Whistler's Geoff Bate is now 10-1 after winning two bouts on his way to the Senior Novice 75-kilogram Bronze Gloves Title, the eighth and final stop on Boxing B.C.'s "Road to Glory" tournament series.
Bate now has four wins in the series, includng the Diamond Belt, Bronze Gloves, Silver Gloves and Golden Gloves - the latter being the provincial championship.
His most recent title came after two fights at Queensborough Community Centre in New Westminster.
On the first night Bate faced a tough, experienced fighter from the Nanaimo Boxing Club who came out strong and took the lead in points after the first round. Bate picked up the pace in the second round to tie things up heading into the third and final round, where all of his hours of conditioning work paid off. Fit and fast, he took the lead and held on until the end to advance to the final the next evening.
"I worked all week so I didn't get much rest and my legs were pretty tired... so I had a sloppy first round fight and lost the first round," said Bate. "That night I had some sleep and rest and felt a lot better and moved a lot faster in the next fight."
The second fight was against an unorthodox boxer from Olsen's Boxing Club, who kept his hands down and his head moving. Bate kept to his plan and took all three rounds of that fight to win his second decision in as many nights and the Bronze Gloves title.
Bate's trainer Sasha Gier thanked Kevin Murray of the Pemberton Boxing Club for coaching Bate from the corner, and Gabe Pryce-Jones for being Bate's sparring partner at the new Pemberton Gym.
"I'm happy with the season and how it ended," said Gier, who has been training Bate since the end of last summer. "The plan now is to take a week off to rest and sit down and then start to get ready for next season. (Bate) will be in the open class from the beginning, so all of the fighters will have more experience.
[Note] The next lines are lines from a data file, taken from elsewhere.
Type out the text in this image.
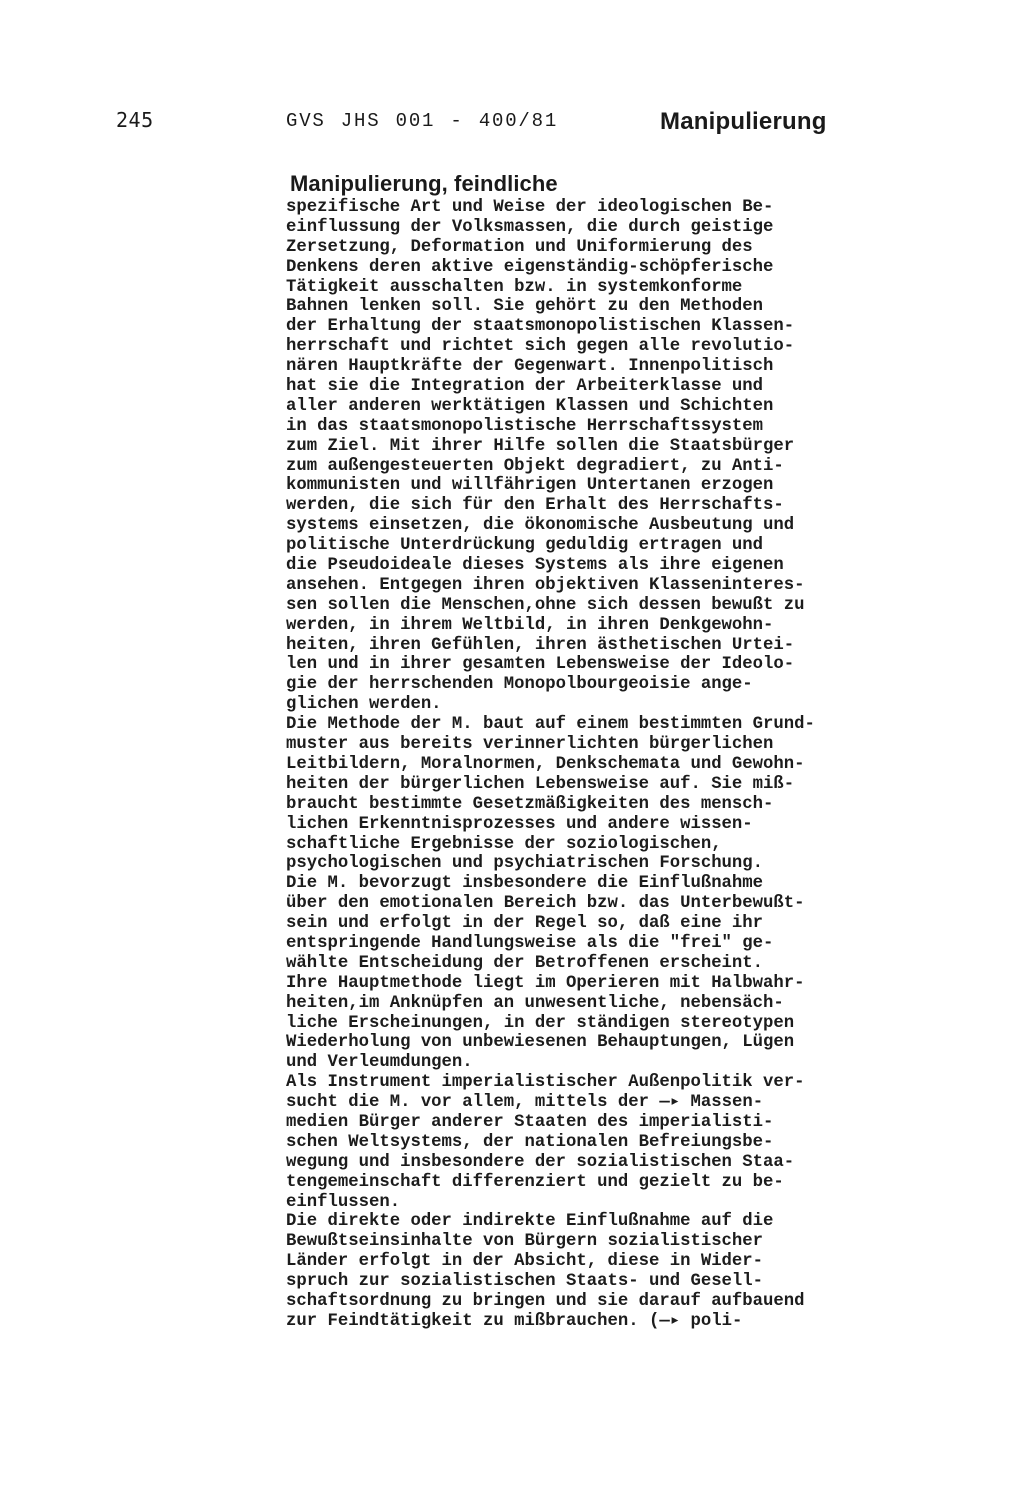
245	GVS JHS 001 - 400/81	Manipulierung
Manipulierung, feindliche
spezifische Art und Weise der ideologischen Be-
einflussung der Volksmassen, die durch geistige
Zersetzung, Deformation und Uniformierung des
Denkens deren aktive eigenständig-schöpferische
Tätigkeit ausschalten bzw. in systemkonforme
Bahnen lenken soll. Sie gehört zu den Methoden
der Erhaltung der staatsmonopolistischen Klassen-
herrschaft und richtet sich gegen alle revolutio-
nären Hauptkräfte der Gegenwart. Innenpolitisch
hat sie die Integration der Arbeiterklasse und
aller anderen werktätigen Klassen und Schichten
in das staatsmonopolistische Herrschaftssystem
zum Ziel. Mit ihrer Hilfe sollen die Staatsbürger
zum außengesteuerten Objekt degradiert, zu Anti-
kommunisten und willfährigen Untertanen erzogen
werden, die sich für den Erhalt des Herrschafts-
systems einsetzen, die ökonomische Ausbeutung und
politische Unterdrückung geduldig ertragen und
die Pseudoideale dieses Systems als ihre eigenen
ansehen. Entgegen ihren objektiven Klasseninteres-
sen sollen die Menschen,ohne sich dessen bewußt zu
werden, in ihrem Weltbild, in ihren Denkgewohn-
heiten, ihren Gefühlen, ihren ästhetischen Urtei-
len und in ihrer gesamten Lebensweise der Ideolo-
gie der herrschenden Monopolbourgeoisie ange-
glichen werden.
Die Methode der M. baut auf einem bestimmten Grund-
muster aus bereits verinnerlichten bürgerlichen
Leitbildern, Moralnormen, Denkschemata und Gewohn-
heiten der bürgerlichen Lebensweise auf. Sie miß-
braucht bestimmte Gesetzmäßigkeiten des mensch-
lichen Erkenntnisprozesses und andere wissen-
schaftliche Ergebnisse der soziologischen,
psychologischen und psychiatrischen Forschung.
Die M. bevorzugt insbesondere die Einflußnahme
über den emotionalen Bereich bzw. das Unterbewußt-
sein und erfolgt in der Regel so, daß eine ihr
entspringende Handlungsweise als die "frei" ge-
wählte Entscheidung der Betroffenen erscheint.
Ihre Hauptmethode liegt im Operieren mit Halbwahr-
heiten,im Anknüpfen an unwesentliche, nebensäch-
liche Erscheinungen, in der ständigen stereotypen
Wiederholung von unbewiesenen Behauptungen, Lügen
und Verleumdungen.
Als Instrument imperialistischer Außenpolitik ver-
sucht die M. vor allem, mittels der —▸ Massen-
medien Bürger anderer Staaten des imperialisti-
schen Weltsystems, der nationalen Befreiungsbe-
wegung und insbesondere der sozialistischen Staa-
tengemeinschaft differenziert und gezielt zu be-
einflussen.
Die direkte oder indirekte Einflußnahme auf die
Bewußtseinsinhalte von Bürgern sozialistischer
Länder erfolgt in der Absicht, diese in Wider-
spruch zur sozialistischen Staats- und Gesell-
schaftsordnung zu bringen und sie darauf aufbauend
zur Feindtätigkeit zu mißbrauchen. (—▸ poli-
We'll get back to work in September."
Bate trains six days a week - three days of conditioning, two days of skills and technique training and one day of sparring - at the Pemberton Boxing Club. He recently moved up into the open class from amateur, which means all of his opponents will have least 10 fights to their credit. As well, the length of rounds increased from two minutes to three minutes, a huge difference in a sport as physically demanding as boxing.
"You can go for broke a lot more when it's two minute rounds, but for three minutes you really have to plan things out and be more strategic," said Bate.
"It's been a good season. I feel I could have been 11-0, but unfortunately I played it stupid and didn't fight the way I should have on that one loss. When I faced him again I won all three rounds by a huge margin, and I know I could have done the same in our first fight.
"Everybody has to lose... it's the only way you learn. I don't think there are any totally undefeated people in boxing."
Bate says he will keep his conditioning up to around 80 per cent through the summer, and will continue to train and spar. He's looking forward to a break from fighting, and making plans to climb a few of the local peaks.
When he returns to training at the end of the summer, he says he will have his work cut out for him. One of the first events on the schedule is the provincial championships.
"I am looking forward to next season, although it's a way bigger commitment because I've had a glimpse at the open class competitors I'll be fighting and I'm going to need to step the game up," he said. "Some of these guys have been boxing five or six years, and I've been in it for less than a year."